7 seconds to index document once i get close to 2million documents

(Neil Wattam) #1


I'm very new to elasticsearch and running as 3 node cluster using docker. I have a large amount of data around 250 million records which is currently stored between xml files and a mysql database and found that elasticsearch would be create to use for my needs.

So i began following some video tutorials online, and manage to create/index 1,000,0000 fine, this was relatively quick too, using the localhost:9200 end point. I played around with a few queries and everything all ok. So i began to index (not sure if right term) a few more million records with the plan to do some more testing. However once i had around 1.6million documents indexed it seem to grind to a halt. Indexing a single document was/is taking around 7 seconds to do, where as before i could send 100 a second quiet easy. But the reading/queries seems fine.

Im using raid5 with 3x8TB drives, binding the volume data to the raid drive instead of the default /var/lib/docker folder.

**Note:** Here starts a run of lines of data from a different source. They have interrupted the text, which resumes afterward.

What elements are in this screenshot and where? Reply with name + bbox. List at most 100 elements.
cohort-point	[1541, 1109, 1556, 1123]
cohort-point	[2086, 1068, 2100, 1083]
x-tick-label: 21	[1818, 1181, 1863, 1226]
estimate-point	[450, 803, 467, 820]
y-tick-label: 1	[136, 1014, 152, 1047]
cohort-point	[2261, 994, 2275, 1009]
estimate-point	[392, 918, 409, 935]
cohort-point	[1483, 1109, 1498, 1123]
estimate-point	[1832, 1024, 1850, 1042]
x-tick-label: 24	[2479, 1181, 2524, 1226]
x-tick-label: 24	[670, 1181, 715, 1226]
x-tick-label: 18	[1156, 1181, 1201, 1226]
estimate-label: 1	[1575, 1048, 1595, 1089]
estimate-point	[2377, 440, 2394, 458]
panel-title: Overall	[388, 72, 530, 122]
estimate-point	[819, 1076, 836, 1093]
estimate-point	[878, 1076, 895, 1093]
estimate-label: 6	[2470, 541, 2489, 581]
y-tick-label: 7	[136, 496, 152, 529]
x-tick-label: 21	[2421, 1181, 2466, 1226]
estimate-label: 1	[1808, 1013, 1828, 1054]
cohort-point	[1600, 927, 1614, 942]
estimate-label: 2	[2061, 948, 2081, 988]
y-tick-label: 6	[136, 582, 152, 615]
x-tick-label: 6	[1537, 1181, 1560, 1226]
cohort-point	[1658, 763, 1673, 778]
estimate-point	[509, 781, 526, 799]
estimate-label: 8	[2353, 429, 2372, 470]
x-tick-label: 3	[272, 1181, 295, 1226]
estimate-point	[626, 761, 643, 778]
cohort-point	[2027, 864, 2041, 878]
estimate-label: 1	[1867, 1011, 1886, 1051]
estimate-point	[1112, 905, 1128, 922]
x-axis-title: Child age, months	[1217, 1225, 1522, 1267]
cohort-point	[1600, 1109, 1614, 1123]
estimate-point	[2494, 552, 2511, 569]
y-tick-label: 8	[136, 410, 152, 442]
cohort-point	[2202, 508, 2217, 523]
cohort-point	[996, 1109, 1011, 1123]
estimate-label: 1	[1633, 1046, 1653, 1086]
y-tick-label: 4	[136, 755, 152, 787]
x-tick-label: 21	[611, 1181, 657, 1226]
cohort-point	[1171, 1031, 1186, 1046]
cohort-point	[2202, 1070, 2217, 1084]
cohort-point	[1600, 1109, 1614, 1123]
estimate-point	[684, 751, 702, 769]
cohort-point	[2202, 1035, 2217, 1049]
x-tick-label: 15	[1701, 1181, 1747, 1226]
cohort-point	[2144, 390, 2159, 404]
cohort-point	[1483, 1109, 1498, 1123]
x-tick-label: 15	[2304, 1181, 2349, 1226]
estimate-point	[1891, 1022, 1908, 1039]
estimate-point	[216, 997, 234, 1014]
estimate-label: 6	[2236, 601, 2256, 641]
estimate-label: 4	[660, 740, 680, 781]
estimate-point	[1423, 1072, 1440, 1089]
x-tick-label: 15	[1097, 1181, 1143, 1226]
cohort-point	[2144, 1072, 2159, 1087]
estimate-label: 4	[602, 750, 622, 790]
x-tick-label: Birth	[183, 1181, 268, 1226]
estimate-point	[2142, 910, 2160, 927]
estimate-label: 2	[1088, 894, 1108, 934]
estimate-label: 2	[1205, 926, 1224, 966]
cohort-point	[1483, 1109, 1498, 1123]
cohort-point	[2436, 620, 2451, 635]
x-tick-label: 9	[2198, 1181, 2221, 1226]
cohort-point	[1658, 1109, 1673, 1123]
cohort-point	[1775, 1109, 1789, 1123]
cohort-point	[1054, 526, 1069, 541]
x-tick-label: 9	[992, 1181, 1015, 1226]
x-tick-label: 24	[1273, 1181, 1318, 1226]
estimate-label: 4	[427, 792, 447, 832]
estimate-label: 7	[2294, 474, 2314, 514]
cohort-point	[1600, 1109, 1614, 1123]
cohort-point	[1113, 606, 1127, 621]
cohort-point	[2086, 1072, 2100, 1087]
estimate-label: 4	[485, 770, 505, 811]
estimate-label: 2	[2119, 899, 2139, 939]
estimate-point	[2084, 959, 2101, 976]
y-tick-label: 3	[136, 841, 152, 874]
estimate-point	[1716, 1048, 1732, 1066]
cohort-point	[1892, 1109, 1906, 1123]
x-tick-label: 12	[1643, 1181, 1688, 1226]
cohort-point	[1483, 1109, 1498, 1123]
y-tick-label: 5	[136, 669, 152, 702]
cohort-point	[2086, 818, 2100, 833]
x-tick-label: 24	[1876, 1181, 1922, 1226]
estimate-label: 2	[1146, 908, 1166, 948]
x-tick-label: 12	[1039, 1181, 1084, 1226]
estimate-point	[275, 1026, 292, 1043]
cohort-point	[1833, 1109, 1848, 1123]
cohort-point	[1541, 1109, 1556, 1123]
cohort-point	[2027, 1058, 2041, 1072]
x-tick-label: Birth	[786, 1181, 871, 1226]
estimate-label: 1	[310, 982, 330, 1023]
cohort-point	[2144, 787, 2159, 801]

I have done some reading but not 100% sure what i should be looking for.

(Christian Dahlqvist) #2

What is the average size of your documents? Are you using the bulk API? Are you using custom document IDs?

(Neil Wattam) #3

the documents range from 5-16kb in size, they are an xml document and im just storing them as a string at the moment, as they are currently files on my hard drive.

Im using a custom id for example "/customer/listing/182939403" the ID is represented in the document too.

Im not using the bulk api at the moment, i wrote a crude script which looped through my existing data set, which was writing/indexing 157 per second on average. As soon as i noticed it slowed to a grinding halt i stop the script. I then went back to the Kibana Dev tools and indexed a single test document which just had a small amount of text. Its at this point i realised it was the indexing of the document which has slowed down massively. At first i wondered if it was my raid5 or something. But when i did a search query in kibana it was instant no lag at all.

(Christian Dahlqvist) #4

How large is the index? How many shards do you have?

(system) #5